Pourquoi cette inaction? D'une part parce que le trouble a été découvert relativement tard, en 1968, et étudié encore plus tardivement en Afrique du Sud. «Il y a vingt ans, quand j'ai adopté Tisha, je me suis retrouvée totalement démunie, j'ai dû me tourner vers des groupes américains et canadiens», se souvient celle qui a fondé le FAS Information Center en 1996.

Mais pour la mère de famille, le gouvernement est dans le déni. «Il ne veut pas en parler!», à l'image du président Thabo Mbeki qui, au début des années 2000, a nié le lien entre le VIH et le sida ravageant le pays. Comme si la responsabilité était uniquement individuelle. «Il est toujours très facile de blâmer les femmes», analyse Leana Oliver, qui insiste sur le rôle des proches de la future maman pendant sa grossesse.

Pour celles qui réalisent que leur bébé ou leur adolescent·e est atteint·e d'un TSAF, le choc est douloureux. «Certaines mères deviennent suicidaires quand elles apprennent le diagnostic, témoigne la clinicienne. La honte et la culpabilité les rongent et l'entourage en rajoute souvent en les accusant d'être de mauvaises mères.»

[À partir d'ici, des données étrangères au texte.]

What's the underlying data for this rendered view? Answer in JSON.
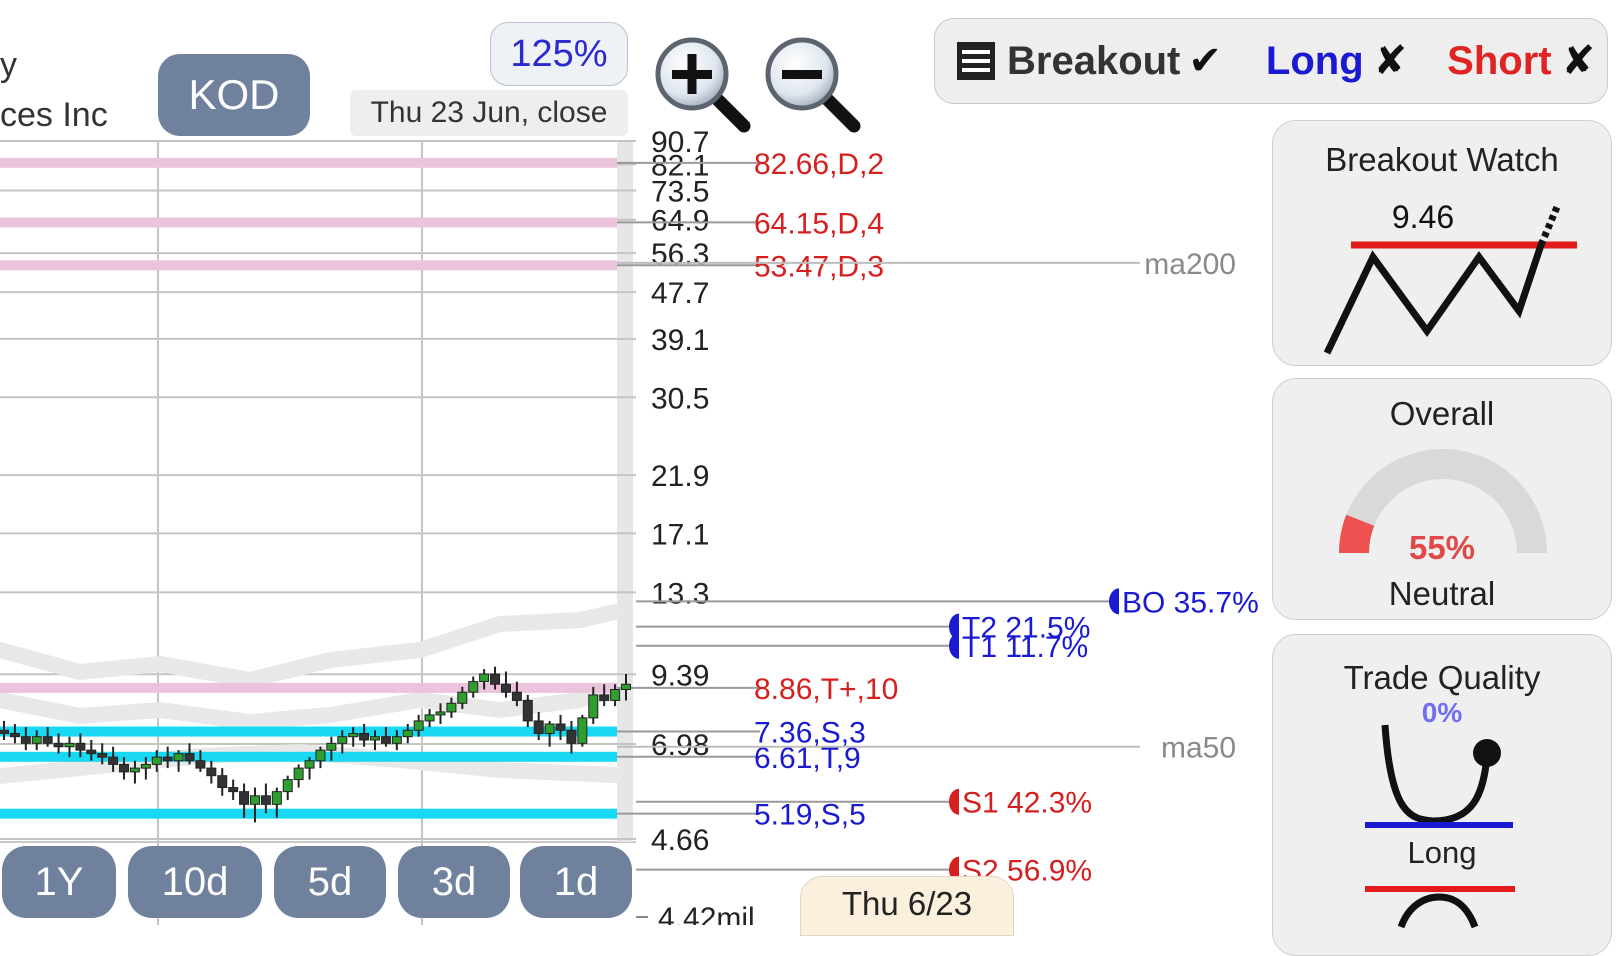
{
  "header": {
    "company_line1": "y",
    "company_line2": "ces Inc",
    "ticker": "KOD",
    "zoom": "125%",
    "date_label": "Thu 23 Jun, close"
  },
  "strategy": {
    "breakout_label": "Breakout",
    "breakout_mark": "✔",
    "long_label": "Long",
    "long_mark": "✘",
    "short_label": "Short",
    "short_mark": "✘"
  },
  "panels": {
    "breakout_watch": {
      "title": "Breakout Watch",
      "value": "9.46"
    },
    "overall": {
      "title": "Overall",
      "percent": "55%",
      "verdict": "Neutral",
      "percent_value": 55
    },
    "trade_quality": {
      "title": "Trade Quality",
      "percent": "0%",
      "label": "Long"
    }
  },
  "ranges": [
    "1Y",
    "10d",
    "5d",
    "3d",
    "1d"
  ],
  "bottom_date": "Thu 6/23",
  "colors": {
    "resistance_band": "#ecc3dc",
    "support_band": "#18d8f3",
    "red_label": "#d61f1f",
    "blue_label": "#1a1ad2",
    "candle_up": "#2e9e2e",
    "candle_down": "#333333",
    "badge": "#6f819c"
  },
  "chart_data": {
    "type": "candlestick",
    "scale": "log",
    "y_ticks": [
      "90.7",
      "82.1",
      "73.5",
      "64.9",
      "56.3",
      "47.7",
      "39.1",
      "30.5",
      "21.9",
      "17.1",
      "13.3",
      "9.39",
      "6.98",
      "4.66"
    ],
    "y_tick_values": [
      90.7,
      82.1,
      73.5,
      64.9,
      56.3,
      47.7,
      39.1,
      30.5,
      21.9,
      17.1,
      13.3,
      9.39,
      6.98,
      4.66
    ],
    "volume_label": "4.42mil",
    "resistance_levels": [
      {
        "value": 82.66,
        "label": "82.66,D,2"
      },
      {
        "value": 64.15,
        "label": "64.15,D,4"
      },
      {
        "value": 53.47,
        "label": "53.47,D,3"
      },
      {
        "value": 8.86,
        "label": "8.86,T+,10"
      }
    ],
    "support_levels": [
      {
        "value": 7.36,
        "label": "7.36,S,3"
      },
      {
        "value": 6.61,
        "label": "6.61,T,9"
      },
      {
        "value": 5.19,
        "label": "5.19,S,5"
      }
    ],
    "moving_averages": [
      {
        "name": "ma200",
        "value": 54.0
      },
      {
        "name": "ma50",
        "value": 6.9
      }
    ],
    "targets": [
      {
        "label": "BO 35.7%",
        "kind": "breakout",
        "value": 12.8
      },
      {
        "label": "T2 21.5%",
        "kind": "target",
        "value": 11.5
      },
      {
        "label": "T1 11.7%",
        "kind": "target",
        "value": 10.6
      },
      {
        "label": "S1 42.3%",
        "kind": "stop",
        "value": 5.46
      },
      {
        "label": "S2 56.9%",
        "kind": "stop",
        "value": 4.09
      }
    ],
    "candles": [
      [
        7.4,
        7.7,
        7.1,
        7.3
      ],
      [
        7.3,
        7.6,
        7.0,
        7.2
      ],
      [
        7.2,
        7.5,
        6.8,
        7.0
      ],
      [
        7.0,
        7.4,
        6.8,
        7.2
      ],
      [
        7.2,
        7.5,
        6.9,
        7.0
      ],
      [
        7.0,
        7.3,
        6.7,
        6.9
      ],
      [
        6.9,
        7.2,
        6.6,
        7.0
      ],
      [
        7.0,
        7.3,
        6.6,
        6.8
      ],
      [
        6.8,
        7.1,
        6.5,
        6.7
      ],
      [
        6.7,
        7.0,
        6.4,
        6.6
      ],
      [
        6.6,
        6.9,
        6.2,
        6.4
      ],
      [
        6.4,
        6.6,
        6.0,
        6.2
      ],
      [
        6.2,
        6.5,
        5.9,
        6.3
      ],
      [
        6.3,
        6.6,
        6.0,
        6.4
      ],
      [
        6.4,
        6.8,
        6.2,
        6.6
      ],
      [
        6.6,
        6.9,
        6.3,
        6.5
      ],
      [
        6.5,
        6.8,
        6.2,
        6.7
      ],
      [
        6.7,
        7.0,
        6.4,
        6.5
      ],
      [
        6.5,
        6.8,
        6.2,
        6.3
      ],
      [
        6.3,
        6.5,
        5.9,
        6.1
      ],
      [
        6.1,
        6.3,
        5.6,
        5.8
      ],
      [
        5.8,
        6.0,
        5.5,
        5.7
      ],
      [
        5.7,
        5.9,
        5.1,
        5.4
      ],
      [
        5.4,
        5.8,
        5.0,
        5.6
      ],
      [
        5.6,
        5.9,
        5.2,
        5.4
      ],
      [
        5.4,
        5.8,
        5.1,
        5.7
      ],
      [
        5.7,
        6.1,
        5.5,
        6.0
      ],
      [
        6.0,
        6.4,
        5.8,
        6.3
      ],
      [
        6.3,
        6.6,
        6.0,
        6.5
      ],
      [
        6.5,
        6.9,
        6.3,
        6.8
      ],
      [
        6.8,
        7.2,
        6.5,
        7.0
      ],
      [
        7.0,
        7.4,
        6.7,
        7.2
      ],
      [
        7.2,
        7.5,
        6.9,
        7.3
      ],
      [
        7.3,
        7.6,
        6.9,
        7.1
      ],
      [
        7.1,
        7.4,
        6.8,
        7.2
      ],
      [
        7.2,
        7.5,
        6.9,
        7.0
      ],
      [
        7.0,
        7.4,
        6.8,
        7.2
      ],
      [
        7.2,
        7.6,
        7.0,
        7.4
      ],
      [
        7.4,
        7.9,
        7.2,
        7.7
      ],
      [
        7.7,
        8.1,
        7.5,
        7.9
      ],
      [
        7.9,
        8.3,
        7.6,
        8.0
      ],
      [
        8.0,
        8.5,
        7.8,
        8.3
      ],
      [
        8.3,
        8.9,
        8.1,
        8.7
      ],
      [
        8.7,
        9.3,
        8.5,
        9.1
      ],
      [
        9.1,
        9.6,
        8.8,
        9.4
      ],
      [
        9.4,
        9.7,
        8.8,
        9.0
      ],
      [
        9.0,
        9.5,
        8.5,
        8.7
      ],
      [
        8.7,
        9.1,
        8.2,
        8.4
      ],
      [
        8.4,
        8.6,
        7.5,
        7.7
      ],
      [
        7.7,
        8.0,
        7.1,
        7.3
      ],
      [
        7.3,
        7.7,
        6.9,
        7.6
      ],
      [
        7.6,
        7.9,
        7.1,
        7.4
      ],
      [
        7.4,
        7.7,
        6.7,
        7.0
      ],
      [
        7.0,
        7.9,
        6.9,
        7.8
      ],
      [
        7.8,
        8.9,
        7.6,
        8.6
      ],
      [
        8.6,
        9.0,
        8.2,
        8.4
      ],
      [
        8.4,
        9.0,
        8.2,
        8.8
      ],
      [
        8.8,
        9.4,
        8.4,
        9.0
      ]
    ]
  }
}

Bien qu'elle se batte quotidiennement pour sensibiliser sur les risques de la consommation d'alcool pendant la grossesse, Vivien Lourens ne juge pas la mère de Tisha: «Aucune mère que je ne connaisse ne ferait ça volontairement à son enfant. Si j'étais pauvre dans ce pays et qu'on me disait qu'il y a un morceau de pain et une bouteille de vin, je prendrais la bouteille de vin parce que je pourrais alors oublier que j'ai faim.»